Je te vois fatigué par les mouches venimeuses, je te vois déchiré et sanglant en maint endroit ; et la fierté dédaigne même de se mettre en colère.
Elles voudraient ton sang en toute innocence, leurs âmes anémiques réclament du sang
– et elles piquent en toute innocence.
Mais toi qui es profond, tu souffres trop profondément, même des petites blessures ; et
avant que tu ne sois guéri, leur ver venimeux aura passé sur ta main.
Tu me sembles trop fier pour tuer ces gourmands. Mais prends garde que tu ne sois destiné à porter toute leur venimeuse injustice !
Ils bourdonnent autour de toi, même avec leurs louanges : importunités, voilà leurs louanges. Ils veulent être près de ta peau et de ton sang.
Ils te flattent comme on flatte un dieu ou un diable ; ils pleurnichent devant toi, comme
un dieu ou un diable. Qu’importe ! Ce sont des flatteurs et des pleurards, rien de plus.
Aussi font-ils souvent les aimables avec toi. Mais c’est ainsi qu’en agit toujours la ruse
des lâches. Oui, les lâches sont rusés !
Ils pensent beaucoup à toi avec leur âme étroite – tu leur es toujours suspect ! Tout ce
qui fait beaucoup réfléchir devient suspect.
Ils te punissent pour toutes tes vertus. Ils ne te pardonnent du fond du cœur que tes fautes.
Puisque tu es bienveillant et juste, tu dis : « Ils sont innocents de leur petite existence. »
Mais leur âme étroite pense : « Toute grande existence est coupable. »
Même quand tu es bienveillant à leur égard, ils se sentent méprisés par toi ; et ils te rendent ton bienfait par des méfaits cachés.

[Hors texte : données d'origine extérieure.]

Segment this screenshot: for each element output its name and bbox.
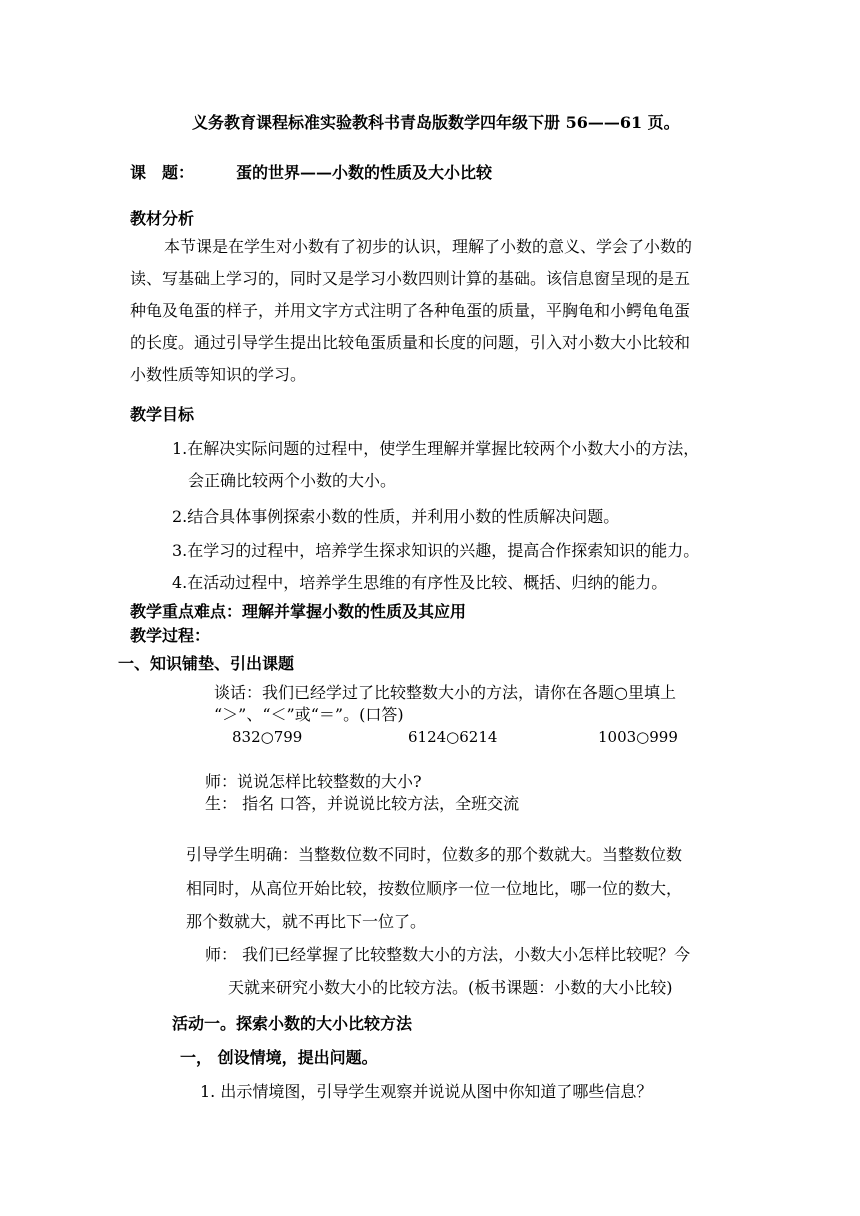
teaching-goals-heading: 教学目标 [130,405,195,424]
student-answer: 生： 指名 口答，并说说比较方法，全班交流 [205,794,520,813]
material-analysis-line: 读、写基础上学习的，同时又是学习小数四则计算的基础。该信息窗呈现的是五 [130,269,691,288]
process-heading: 教学过程： [130,626,211,645]
teacher-question: 师：说说怎样比较整数的大小? [205,772,422,791]
subsection-heading: 一， 创设情境，提出问题。 [180,1048,378,1067]
header-line: 义务教育课程标准实验教科书青岛版数学四年级下册 56——61 页。 [192,113,680,132]
topic-label: 课 题： [130,163,195,182]
goal-item: 4.在活动过程中，培养学生思维的有序性及比较、概括、归纳的能力。 [172,573,668,592]
goal-item: 1.在解决实际问题的过程中，使学生理解并掌握比较两个小数大小的方法， [172,439,700,458]
talk-line: “＞”、“＜”或“＝”。(口答) [214,705,404,724]
goal-item: 会正确比较两个小数的大小。 [188,471,397,490]
material-analysis-line: 小数性质等知识的学习。 [130,365,307,384]
exercise-item: 832○799 [232,728,303,746]
material-analysis-line: 本节课是在学生对小数有了初步的认识，理解了小数的意义、学会了小数的 [164,237,693,256]
goal-item: 3.在学习的过程中，培养学生探求知识的兴趣，提高合作探索知识的能力。 [172,541,700,560]
material-analysis-line: 种龟及龟蛋的样子，并用文字方式注明了各种龟蛋的质量，平胸龟和小鳄龟龟蛋 [130,301,691,320]
goal-item: 2.结合具体事例探索小数的性质，并利用小数的性质解决问题。 [172,507,620,526]
topic-title: 蛋的世界——小数的性质及大小比较 [236,163,493,182]
exercise-item: 6124○6214 [408,728,498,746]
talk-line: 谈话：我们已经学过了比较整数大小的方法，请你在各题○里填上 [214,683,676,702]
guide-line: 引导学生明确：当整数位数不同时，位数多的那个数就大。当整数位数 [186,845,683,864]
material-analysis-heading: 教材分析 [130,209,195,228]
section-heading: 一、知识铺垫、引出课题 [118,654,295,673]
activity-heading: 活动一。探索小数的大小比较方法 [172,1014,413,1033]
guide-line: 相同时，从高位开始比较，按数位顺序一位一位地比，哪一位的数大， [186,879,683,898]
material-analysis-line: 的长度。通过引导学生提出比较龟蛋质量和长度的问题，引入对小数大小比较和 [130,333,691,352]
step-item: 1. 出示情境图，引导学生观察并说说从图中你知道了哪些信息？ [200,1082,653,1101]
teacher-line: 师： 我们已经掌握了比较整数大小的方法，小数大小怎样比较呢？今 [205,945,691,964]
key-points-line: 教学重点难点：理解并掌握小数的性质及其应用 [130,602,467,621]
teacher-line: 天就来研究小数大小的比较方法。(板书课题：小数的大小比较) [228,978,673,997]
guide-line: 那个数就大，就不再比下一位了。 [186,912,427,931]
exercise-item: 1003○999 [598,728,678,746]
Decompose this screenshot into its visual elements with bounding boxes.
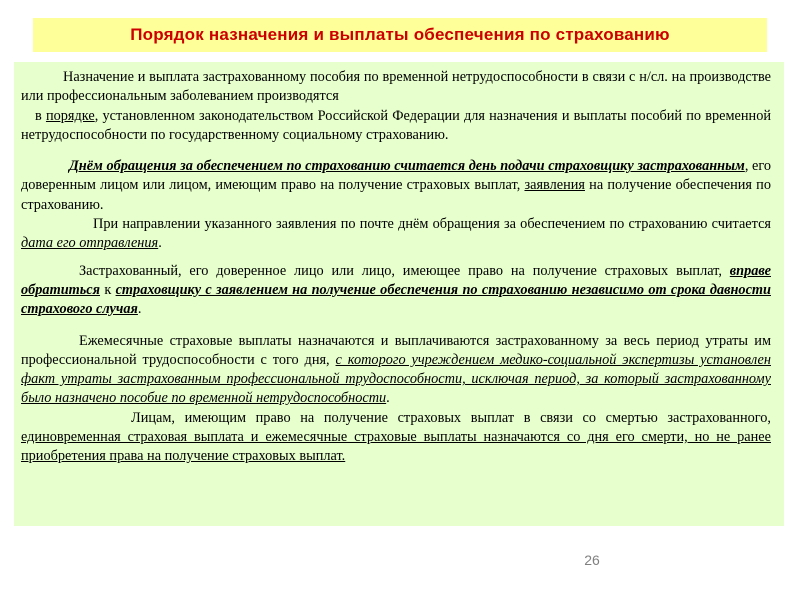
p4-end: . xyxy=(137,301,142,318)
paragraph-1 xyxy=(21,68,771,107)
p2-link: заявления xyxy=(524,177,585,194)
p4-text: Застрахованный, его доверенное лицо или лицо, имеющее право на получение страховых выплат, xyxy=(79,262,730,279)
p2-lead: Днём обращения за обеспечением по страхованию считается день подачи страховщику застрахованным xyxy=(69,158,745,175)
p3-end: . xyxy=(158,235,162,252)
p1b-pre: в xyxy=(35,107,46,124)
title-bar xyxy=(33,18,767,52)
paragraph-4 xyxy=(21,262,771,320)
p1-text: Назначение и выплата застрахованному пособия по временной нетрудоспособности в связи с н/сл. на производстве или профессиональным заболеванием производятся xyxy=(21,69,771,105)
p5-end: . xyxy=(386,390,390,407)
p6-text: Лицам, имеющим право на получение страховых выплат в связи со смертью застрахованного, xyxy=(131,409,771,426)
content-box xyxy=(14,62,784,526)
p5-text: Ежемесячные страховые выплаты назначаются и выплачиваются застрахованному за весь период утраты им профессиональной трудоспособности с того дня, xyxy=(21,332,771,368)
paragraph-6 xyxy=(21,409,771,467)
p4-mid: к xyxy=(100,281,116,298)
p6-link: единовременная страховая выплата и ежемесячные страховые выплаты назначаются со дня его смерти, но не ранее приобретения права на получение страховых выплат. xyxy=(21,429,771,465)
slide-title: Порядок назначения и выплаты обеспечения по страхованию xyxy=(130,25,670,44)
p3-text: При направлении указанного заявления по почте днём обращения за обеспечением по страхованию считается xyxy=(93,216,771,233)
paragraph-2 xyxy=(21,157,771,215)
p2-end: на получение обеспечения по страхованию. xyxy=(21,177,771,213)
p5-link: с которого учреждением медико-социальной экспертизы установлен факт утраты застрахованным профессиональной трудоспособности, исключая период, за который застрахованному было назначено пособие по временной нетрудоспособности xyxy=(21,351,771,407)
paragraph-1b xyxy=(21,107,771,146)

Ta fierté sans paroles leur est toujours contraire ; ils jubilent quand il t’arrive d’être assez modeste pour être vaniteux.
Tout ce que nous percevons chez un homme, nous ne faisons que l’enflammer. Garde-
toi donc des petits !
Devant toi ils se sentent petits et leur bassesse s’échauffe contre toi en une vengeance
invisible.
Ne t’es-tu pas aperçu qu’ils se taisaient, dès que tu t’approchais d’eux, et que leur force les abandonnait, ainsi que la fumée abandonne un feu qui s’éteint ?
Oui, mon ami, tu es la mauvaise conscience de tes prochains : car ils ne sont pas dignes de toi. C’est pourquoi ils te haïssent et voudraient te sucer le sang.
Tes prochains seront toujours des mouches venimeuses ; ce qui est grand en toi – ceci
même doit les rendre plus venimeux et toujours plus semblables à des mouches.
Fuis, mon ami, fuis dans ta solitude, là-haut où souffle un vent rude et fort. Ce n’est pas ta destinée d’être un chasse-mouches.-
Ainsi parlait Zarathoustra.
De la chasteté
J’aime la forêt. Il est difficile de vivre dans les villes : ceux qui sont en rut y sont trop nombreux.
Ne vaut-il pas mieux tomber entre les mains d’un meurtrier que dans les rêves d’une femme ardente ?
Et regardez donc ces hommes : leur œil en témoigne – ils ne connaissent rien de meilleur sur la terre que de coucher avec une femme.
Ils ont de la boue au fond de l’âme, et malheur à eux si leur boue a de l’esprit !
Si du moins vous étiez une bête parfaite, mais pour être une bête il faut l’innocence.
Est-ce que je vous conseille de tuer vos sens ? Je vous conseille l’innocence des sens.
Est-ce que je vous conseille la chasteté ? Chez quelques-uns la chasteté est une vertu,
mais chez beaucoup d’autres elle est presque un vice.
Ceux-ci sont continents peut-être : mais la chienne Sensualité se reflète, avec jalousie,
dans tout ce qu’ils font.
Même dans les hauteurs de leur vertu et jusque dans leur esprit rigide, cet animal les suit avec sa discorde.